BENGALURU - Gold prices inched up on Friday but held near six-week lows hit in the previous session, as the dollar firmed after upbeat U.S. economic data supported the Federal Reserve's resolve for steady interest rate hikes over the next year.
The dollar stood tall against its peers on Friday after data showed U.S. economic growth accelerated in the second quarter at its fastest pace in nearly four years. Another report showed durable goods rose 4.5 percent in August, rebounding from a revised 1.2 percent drop the month before.

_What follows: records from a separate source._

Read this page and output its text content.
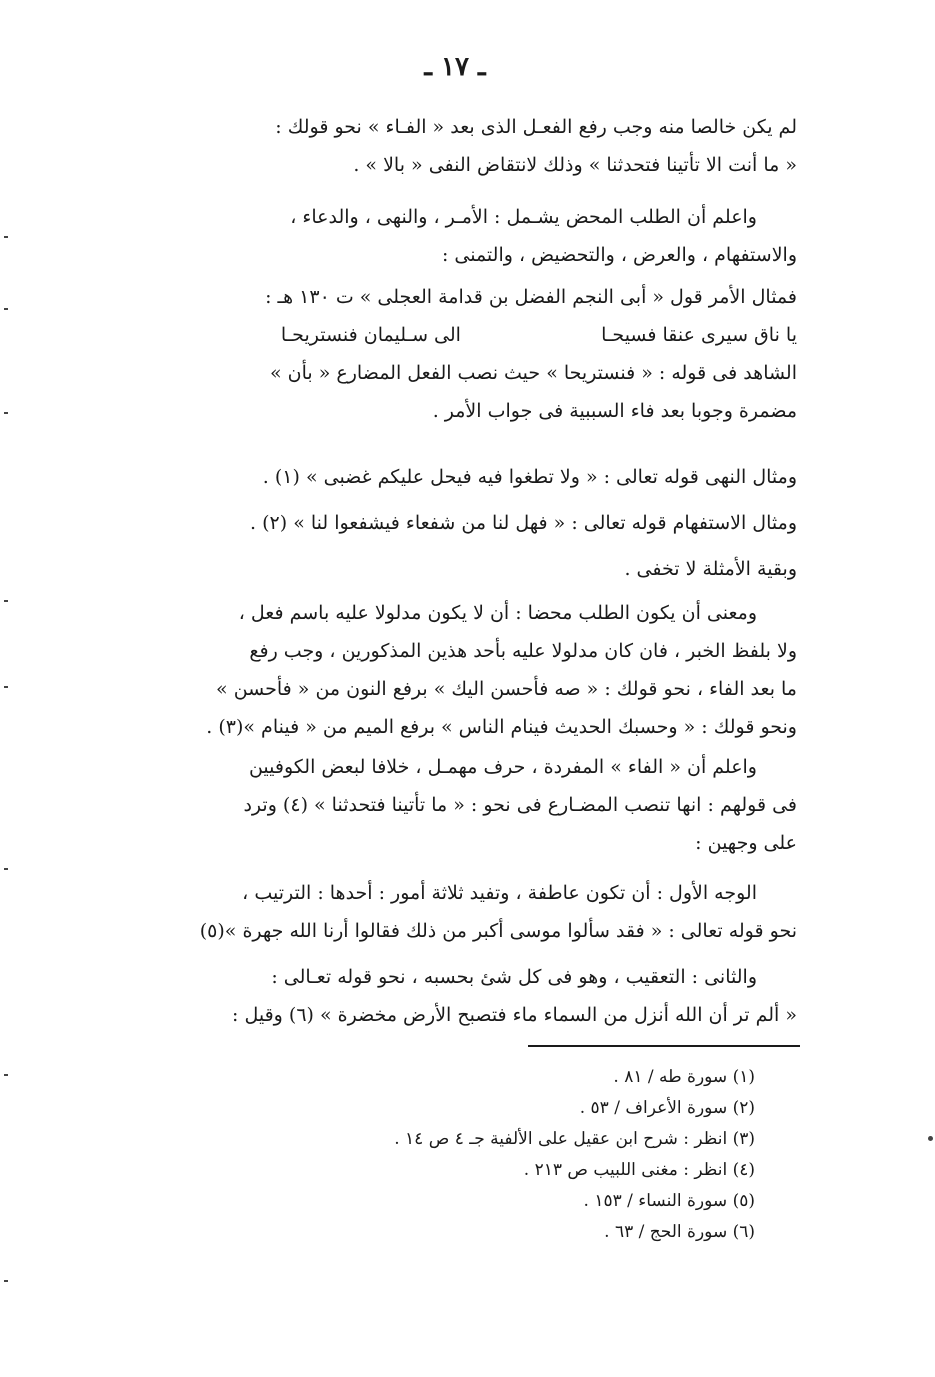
ـ ١٧ ـ
لم يكن خالصا منه وجب رفع الفعـل الذى بعد « الفـاء » نحو قولك :
« ما أنت الا تأتينا فتحدثنا » وذلك لانتقاض النفى « بالا » .
واعلم أن الطلب المحض يشـمل : الأمـر ، والنهى ، والدعاء ،
والاستفهام ، والعرض ، والتحضيض ، والتمنى :
فمثال الأمر قول « أبى النجم الفضل بن قدامة العجلى » ت ١٣٠ هـ :
يا ناق سيرى عنقا فسيحـا الى سـليمان فنستريحـا
الشاهد فى قوله : « فنستريحا » حيث نصب الفعل المضارع « بأن »
مضمرة وجوبا بعد فاء السببية فى جواب الأمر .
ومثال النهى قوله تعالى : « ولا تطغوا فيه فيحل عليكم غضبى » (١) .
ومثال الاستفهام قوله تعالى : « فهل لنا من شفعاء فيشفعوا لنا » (٢) .
وبقية الأمثلة لا تخفى .
ومعنى أن يكون الطلب محضا : أن لا يكون مدلولا عليه باسم فعل ،
ولا بلفظ الخبر ، فان كان مدلولا عليه بأحد هذين المذكورين ، وجب رفع
ما بعد الفاء ، نحو قولك : « صه فأحسن اليك » برفع النون من « فأحسن »
ونحو قولك : « وحسبك الحديث فينام الناس » برفع الميم من « فينام »(٣) .
واعلم أن « الفاء » المفردة ، حرف مهمـل ، خلافا لبعض الكوفيين
فى قولهم : انها تنصب المضـارع فى نحو : « ما تأتينا فتحدثنا » (٤) وترد
على وجهين :
الوجه الأول : أن تكون عاطفة ، وتفيد ثلاثة أمور : أحدها : الترتيب ،
نحو قوله تعالى : « فقد سألوا موسى أكبر من ذلك فقالوا أرنا الله جهرة »(٥)
والثانى : التعقيب ، وهو فى كل شئ بحسبه ، نحو قوله تعـالى :
« ألم تر أن الله أنزل من السماء ماء فتصبح الأرض مخضرة » (٦) وقيل :
(١) سورة طه / ٨١ .
(٢) سورة الأعراف / ٥٣ .
(٣) انظر : شرح ابن عقيل على الألفية جـ ٤ ص ١٤ .
(٤) انظر : مغنى اللبيب ص ٢١٣ .
(٥) سورة النساء / ١٥٣ .
(٦) سورة الحج / ٦٣ .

Spot gold was up 0.2 percent to $1,184.91 as of 0405 GMT. On Thursday, the metal fell about 1 percent and touched its lowest since Aug. 17 at $1,181.61 an ounce. Spot gold is down about 1.2 percent for the week, on track for its fourth weekly decline in five.
U.S. gold futures were up 0.1 percent at $1,188.80 an ounce.
The short-term outlook is bearish for gold as the dollar may see some upside due to an ongoing trade war between China and the U.S. and the Federal Reserve interest rate hike outlook, according to Argonaut Securities analyst Helen Lau.
The U.S. Federal Reserve raised interest rates on Wednesday and said it planned four more increases by the end of 2019 and another in 2020.
"Gold has been trying to overcome the psychological level of $1,200 an ounce for the past few days. We didn't see that happening. And when it doesn't go up, it comes down," said Brian Lan, managing director at dealer GoldSilver Central in Singapore.
"After the prices came down we have seen some physical buying mainly from the businesses, which is offering some support at this time."
Gold is down more than 13 percent from an April high, largely because of the stronger dollar, which has been boosted by a vibrant U.S. economy and fears of a global trade war. Investors have bought the greenback instead of gold as a safe investment.
Meanwhile, President Donald Trump's accusation of Chinese meddling in the upcoming U.S. elections marks a new phase in an escalating pressure campaign against Beijing that Washington is pursuing on multiple fronts, senior U.S. officials said on Thursday.
"The trade war continues to favour the U.S. dollar and this will generally dampen gold's upside," said Nicholas Frappell, global general manager, ABC Bullion, Australia.
"Large speculative shorts may help cushion weakness as punters keep an eye on levels to close out and take money off the table," he said.
Among other metals, palladium touched a fresh eight-month high at $1,087.40 an ounce. Silver rose 0.6 percent to $14.29 an ounce and platinum declined 0.4 percent to $806.0.